Jean avait mis à organiser son entreprise la même ténacité que jadis son affaire de chinchillas, mais cette fois avec plus de succès. Hormis un prêtre allemand qui sillonnait la région depuis trente ans pour déterrer le passé des Incas, personne d’autre ne s’était soucié de ces reliques, car on les estimait dénuées de toute valeur commerciale. Le gouvernement interdisait le trafic des antiquités indigènes et avait accordé une concession générale au curé, lequel était autorisé à réquisitionner les pièces et à les apporter au musée. Jean les découvrit pour la première fois dans les poussiéreuses vitrines de ce musée. Il passa deux jours en compagnie de l’Allemand qui, trop heureux de rencontrer au bout de tant d’années quelqu’un qui s’intéressât à son travail, ne se fit pas prier pour étaler ses vastes connaissances. Ainsi le comte apprit la façon dont on pouvait mesurer le temps pendant lequel elles étaient restées ensevelies, il sut différencier les époques et les styles, découvrir la manière de localiser les nécropoles dans le désert grâce à des signes invisibles à l’œil civilisé, et il en vint finalement à la conclusion que si ces tessons de poterie n’avaient rien de l’éclat précieux des sépultures égyptiennes, ils n’en avaient pas moins la même valeur historique. Une fois obtenue toute l’information dont il avait besoin, il mit sur pied ses équipes d’indiens pour aller déterrer tout ce qui avait pu échapper au zèle archéologique du curé.

Les magnifiques terres cuites verdies par la patine du temps commencèrent à affluer chez lui, dissimulées dans des baluchons d’indiens et des couffins de laines, remplissant rapidement les caches secrètes apprêtées pour les recevoir. Blanca les voyait s’amonceler dans les chambres et restait saisie d’émerveillement devant leurs formes. Elle les prenait entre ses mains, les caressait, comme hypnotisée, et quand le moment venait de les emballer de paille et de papier pour les expédier vers des destinations aussi lointaines qu’inconnues, elle en éprouvait un profond chagrin. Ces céramiques lui paraissaient d’une beauté insurpassable. Elle avait l’impression que le même toit ne pouvait décemment abriter les petits monstres de ses crèches, et telle fut avant tout la raison pour laquelle elle délaissa son atelier.

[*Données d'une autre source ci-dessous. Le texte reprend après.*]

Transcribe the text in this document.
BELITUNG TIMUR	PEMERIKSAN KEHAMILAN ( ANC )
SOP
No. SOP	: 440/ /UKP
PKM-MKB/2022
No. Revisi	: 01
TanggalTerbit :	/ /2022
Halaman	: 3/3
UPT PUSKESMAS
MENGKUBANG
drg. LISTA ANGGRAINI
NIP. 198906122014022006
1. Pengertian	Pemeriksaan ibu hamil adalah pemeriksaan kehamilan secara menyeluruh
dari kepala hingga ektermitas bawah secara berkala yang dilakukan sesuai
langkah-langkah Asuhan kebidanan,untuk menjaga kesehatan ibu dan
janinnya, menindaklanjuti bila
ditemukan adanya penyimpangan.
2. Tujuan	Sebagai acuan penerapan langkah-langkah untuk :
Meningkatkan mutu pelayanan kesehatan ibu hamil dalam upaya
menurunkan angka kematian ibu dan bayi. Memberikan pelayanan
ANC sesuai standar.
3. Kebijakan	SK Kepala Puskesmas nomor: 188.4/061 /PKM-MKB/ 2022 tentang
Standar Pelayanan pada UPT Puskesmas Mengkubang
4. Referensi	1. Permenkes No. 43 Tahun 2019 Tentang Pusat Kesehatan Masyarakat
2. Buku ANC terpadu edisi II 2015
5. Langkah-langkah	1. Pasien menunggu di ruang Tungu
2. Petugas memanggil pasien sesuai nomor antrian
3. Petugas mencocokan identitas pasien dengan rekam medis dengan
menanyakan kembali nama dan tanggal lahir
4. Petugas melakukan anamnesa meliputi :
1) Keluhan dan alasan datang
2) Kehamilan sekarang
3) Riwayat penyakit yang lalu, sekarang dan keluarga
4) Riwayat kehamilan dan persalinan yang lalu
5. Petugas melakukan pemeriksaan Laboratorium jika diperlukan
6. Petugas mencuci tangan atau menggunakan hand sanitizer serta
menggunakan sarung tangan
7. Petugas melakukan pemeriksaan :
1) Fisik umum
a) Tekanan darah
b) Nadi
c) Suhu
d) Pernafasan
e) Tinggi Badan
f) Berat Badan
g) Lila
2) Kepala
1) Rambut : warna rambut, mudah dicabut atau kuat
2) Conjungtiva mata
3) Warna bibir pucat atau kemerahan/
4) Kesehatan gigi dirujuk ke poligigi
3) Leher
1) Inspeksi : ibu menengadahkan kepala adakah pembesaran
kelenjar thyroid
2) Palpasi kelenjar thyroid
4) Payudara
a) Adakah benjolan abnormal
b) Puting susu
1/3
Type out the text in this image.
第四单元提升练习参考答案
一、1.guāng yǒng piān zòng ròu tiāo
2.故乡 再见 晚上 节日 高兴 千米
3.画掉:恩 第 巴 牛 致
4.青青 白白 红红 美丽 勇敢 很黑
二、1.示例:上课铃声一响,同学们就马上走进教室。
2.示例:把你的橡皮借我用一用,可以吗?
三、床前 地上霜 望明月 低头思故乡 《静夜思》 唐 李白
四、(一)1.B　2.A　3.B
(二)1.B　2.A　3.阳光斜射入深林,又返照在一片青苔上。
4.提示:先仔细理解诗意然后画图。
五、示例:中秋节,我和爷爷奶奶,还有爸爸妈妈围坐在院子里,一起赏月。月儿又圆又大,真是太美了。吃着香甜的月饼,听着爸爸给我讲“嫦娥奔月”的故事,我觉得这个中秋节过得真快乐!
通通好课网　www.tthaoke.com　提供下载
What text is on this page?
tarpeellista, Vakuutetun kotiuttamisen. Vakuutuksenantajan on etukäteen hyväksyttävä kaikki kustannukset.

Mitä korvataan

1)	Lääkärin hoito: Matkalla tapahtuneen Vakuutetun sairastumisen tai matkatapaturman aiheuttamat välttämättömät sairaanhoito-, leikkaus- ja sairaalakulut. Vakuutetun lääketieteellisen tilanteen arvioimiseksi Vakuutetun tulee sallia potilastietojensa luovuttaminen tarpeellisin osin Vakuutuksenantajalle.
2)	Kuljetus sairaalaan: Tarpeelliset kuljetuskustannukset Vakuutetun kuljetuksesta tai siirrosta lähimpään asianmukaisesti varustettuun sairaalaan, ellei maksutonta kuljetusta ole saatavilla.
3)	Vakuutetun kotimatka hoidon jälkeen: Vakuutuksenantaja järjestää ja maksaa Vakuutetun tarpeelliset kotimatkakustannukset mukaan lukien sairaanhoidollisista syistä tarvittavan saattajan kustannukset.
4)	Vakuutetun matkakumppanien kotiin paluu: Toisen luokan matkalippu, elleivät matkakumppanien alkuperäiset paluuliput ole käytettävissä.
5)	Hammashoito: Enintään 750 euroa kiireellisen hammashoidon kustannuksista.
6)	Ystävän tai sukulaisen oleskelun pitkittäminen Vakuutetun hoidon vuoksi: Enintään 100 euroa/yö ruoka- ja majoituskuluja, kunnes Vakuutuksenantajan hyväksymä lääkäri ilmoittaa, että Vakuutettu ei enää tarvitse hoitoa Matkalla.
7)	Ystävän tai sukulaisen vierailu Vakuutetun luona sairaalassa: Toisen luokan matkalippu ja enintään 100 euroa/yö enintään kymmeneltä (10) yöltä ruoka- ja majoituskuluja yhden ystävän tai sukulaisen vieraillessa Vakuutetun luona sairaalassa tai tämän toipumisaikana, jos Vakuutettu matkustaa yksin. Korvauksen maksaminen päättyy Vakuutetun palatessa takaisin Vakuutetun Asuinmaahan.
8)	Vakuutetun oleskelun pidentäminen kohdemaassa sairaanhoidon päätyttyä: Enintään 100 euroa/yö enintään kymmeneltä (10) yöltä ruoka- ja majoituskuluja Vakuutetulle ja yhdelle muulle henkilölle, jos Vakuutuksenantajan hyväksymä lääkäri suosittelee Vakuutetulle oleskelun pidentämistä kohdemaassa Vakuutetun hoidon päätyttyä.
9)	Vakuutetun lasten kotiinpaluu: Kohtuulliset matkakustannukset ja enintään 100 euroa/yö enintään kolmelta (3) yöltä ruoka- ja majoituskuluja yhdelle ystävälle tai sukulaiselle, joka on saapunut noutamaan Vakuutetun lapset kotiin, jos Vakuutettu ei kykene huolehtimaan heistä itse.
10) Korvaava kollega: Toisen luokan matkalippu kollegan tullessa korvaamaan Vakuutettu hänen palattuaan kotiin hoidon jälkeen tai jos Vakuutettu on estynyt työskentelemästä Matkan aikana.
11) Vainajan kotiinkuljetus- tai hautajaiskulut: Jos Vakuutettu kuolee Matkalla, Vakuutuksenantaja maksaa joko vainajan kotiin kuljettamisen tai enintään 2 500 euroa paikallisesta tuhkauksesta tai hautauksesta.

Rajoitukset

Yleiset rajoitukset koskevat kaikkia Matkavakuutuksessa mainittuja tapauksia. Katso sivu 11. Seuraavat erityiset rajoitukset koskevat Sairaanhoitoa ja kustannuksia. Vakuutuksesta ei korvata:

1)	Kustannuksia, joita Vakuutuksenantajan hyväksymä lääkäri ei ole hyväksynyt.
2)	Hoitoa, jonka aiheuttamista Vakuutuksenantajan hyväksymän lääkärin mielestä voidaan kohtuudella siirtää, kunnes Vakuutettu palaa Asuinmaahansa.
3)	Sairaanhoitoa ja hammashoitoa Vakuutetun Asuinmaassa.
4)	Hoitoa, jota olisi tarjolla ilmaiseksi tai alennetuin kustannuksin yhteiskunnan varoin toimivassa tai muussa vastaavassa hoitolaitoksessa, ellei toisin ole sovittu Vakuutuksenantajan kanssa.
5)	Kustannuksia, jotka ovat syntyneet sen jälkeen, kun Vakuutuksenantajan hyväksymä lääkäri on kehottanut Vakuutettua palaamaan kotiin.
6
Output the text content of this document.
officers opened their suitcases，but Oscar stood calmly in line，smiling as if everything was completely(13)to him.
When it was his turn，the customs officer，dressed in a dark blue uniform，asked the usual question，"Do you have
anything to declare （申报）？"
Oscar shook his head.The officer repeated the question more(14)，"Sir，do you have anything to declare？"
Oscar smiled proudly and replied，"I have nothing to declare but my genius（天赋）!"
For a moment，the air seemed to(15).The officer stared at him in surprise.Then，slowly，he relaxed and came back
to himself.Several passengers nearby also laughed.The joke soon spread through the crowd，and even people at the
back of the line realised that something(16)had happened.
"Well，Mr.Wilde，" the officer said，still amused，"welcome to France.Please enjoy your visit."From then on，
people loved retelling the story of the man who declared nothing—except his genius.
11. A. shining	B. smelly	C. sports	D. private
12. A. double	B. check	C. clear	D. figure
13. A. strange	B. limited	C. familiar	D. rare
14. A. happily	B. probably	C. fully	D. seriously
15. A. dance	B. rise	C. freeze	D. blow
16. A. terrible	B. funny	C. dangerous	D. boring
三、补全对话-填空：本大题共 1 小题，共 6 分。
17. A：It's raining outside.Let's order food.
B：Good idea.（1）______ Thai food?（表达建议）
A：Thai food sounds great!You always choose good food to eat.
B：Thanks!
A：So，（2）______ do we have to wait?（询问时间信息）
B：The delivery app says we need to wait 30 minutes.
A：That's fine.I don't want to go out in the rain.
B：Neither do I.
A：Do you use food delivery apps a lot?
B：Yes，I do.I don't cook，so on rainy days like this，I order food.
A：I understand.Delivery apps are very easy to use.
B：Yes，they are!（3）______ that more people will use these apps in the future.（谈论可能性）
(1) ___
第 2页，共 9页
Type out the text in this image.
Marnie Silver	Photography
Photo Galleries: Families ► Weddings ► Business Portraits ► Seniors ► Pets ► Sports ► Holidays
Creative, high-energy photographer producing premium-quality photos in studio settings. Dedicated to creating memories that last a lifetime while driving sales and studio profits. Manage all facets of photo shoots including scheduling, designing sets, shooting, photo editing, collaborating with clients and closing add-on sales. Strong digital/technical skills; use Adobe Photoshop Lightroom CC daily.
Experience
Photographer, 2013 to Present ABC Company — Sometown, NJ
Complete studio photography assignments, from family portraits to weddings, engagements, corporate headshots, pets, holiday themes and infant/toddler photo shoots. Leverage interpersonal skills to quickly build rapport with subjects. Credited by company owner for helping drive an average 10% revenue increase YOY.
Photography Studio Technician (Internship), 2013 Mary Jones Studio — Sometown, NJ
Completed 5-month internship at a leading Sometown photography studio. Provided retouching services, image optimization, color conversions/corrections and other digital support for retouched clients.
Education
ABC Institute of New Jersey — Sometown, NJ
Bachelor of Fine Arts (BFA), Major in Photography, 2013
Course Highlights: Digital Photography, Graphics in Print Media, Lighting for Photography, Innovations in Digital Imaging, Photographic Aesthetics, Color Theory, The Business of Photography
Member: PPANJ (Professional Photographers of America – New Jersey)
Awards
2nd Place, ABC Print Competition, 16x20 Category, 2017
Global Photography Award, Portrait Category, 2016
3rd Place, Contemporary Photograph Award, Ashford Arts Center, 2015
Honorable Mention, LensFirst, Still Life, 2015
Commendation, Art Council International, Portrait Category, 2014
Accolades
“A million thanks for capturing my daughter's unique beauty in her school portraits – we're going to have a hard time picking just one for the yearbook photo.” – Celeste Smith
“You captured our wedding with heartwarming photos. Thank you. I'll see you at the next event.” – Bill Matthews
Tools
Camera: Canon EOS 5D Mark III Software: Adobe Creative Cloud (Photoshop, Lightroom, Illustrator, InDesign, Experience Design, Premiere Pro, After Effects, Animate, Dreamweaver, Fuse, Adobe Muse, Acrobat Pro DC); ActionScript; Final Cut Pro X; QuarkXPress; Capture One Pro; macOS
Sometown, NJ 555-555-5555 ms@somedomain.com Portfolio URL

Le commerce de céramiques indigènes était discret, s’agissant du patrimoine historique de la nation. Travaillaient pour le compte de Jean plusieurs équipes d’indiens qui étaient arrivés là en se faufilant clandestinement par le dédale des défilés frontaliers. Ils n’avaient pas de papiers attestant qu’ils fussent des êtres humains ; ils étaient taciturnes, farouches, impénétrables. Chaque fois que Blanca s’enquérait de savoir d’où sortaient ces créatures qui surgissaient subitement dans sa cour, on lui répondait que c’étaient des cousins de celui qui servait à table, et, de fait, tous se ressemblaient. Ils ne séjournaient pas longtemps à la maison. La plupart du temps, ils étaient dans le désert, sans autre attirail qu’une pelle pour creuser le sable, une boule de coca dans la bouche pour se maintenir en vie. Ils avaient parfois la chance de tomber sur les ruines mi-ensevelies d’un village inca et en un rien de temps ils remplissaient les caves de la maison du butin de leurs fouilles. La prospection, l’acheminement et la commercialisation de cette marchandise s’effectuaient avec un tel luxe de précautions que Blanca n’eût pas soupçonné qu’il pût y avoir quelque chose de frauduleux dans les activités de son mari. Jean lui expliqua que le gouvernement était très chatouilleux sur le chapitre de ces cruches crasseuses et de ces misérables colliers de petits cailloux du désert, et, pour éviter les sempiternelles procédures de la bureaucratie officielle, il préférait les négocier à sa façon. Il les faisait sortir du pays dans des caisses scellées portant l’étiquette « pommes », grâce à la complicité intéressée de quelques inspecteurs des douanes.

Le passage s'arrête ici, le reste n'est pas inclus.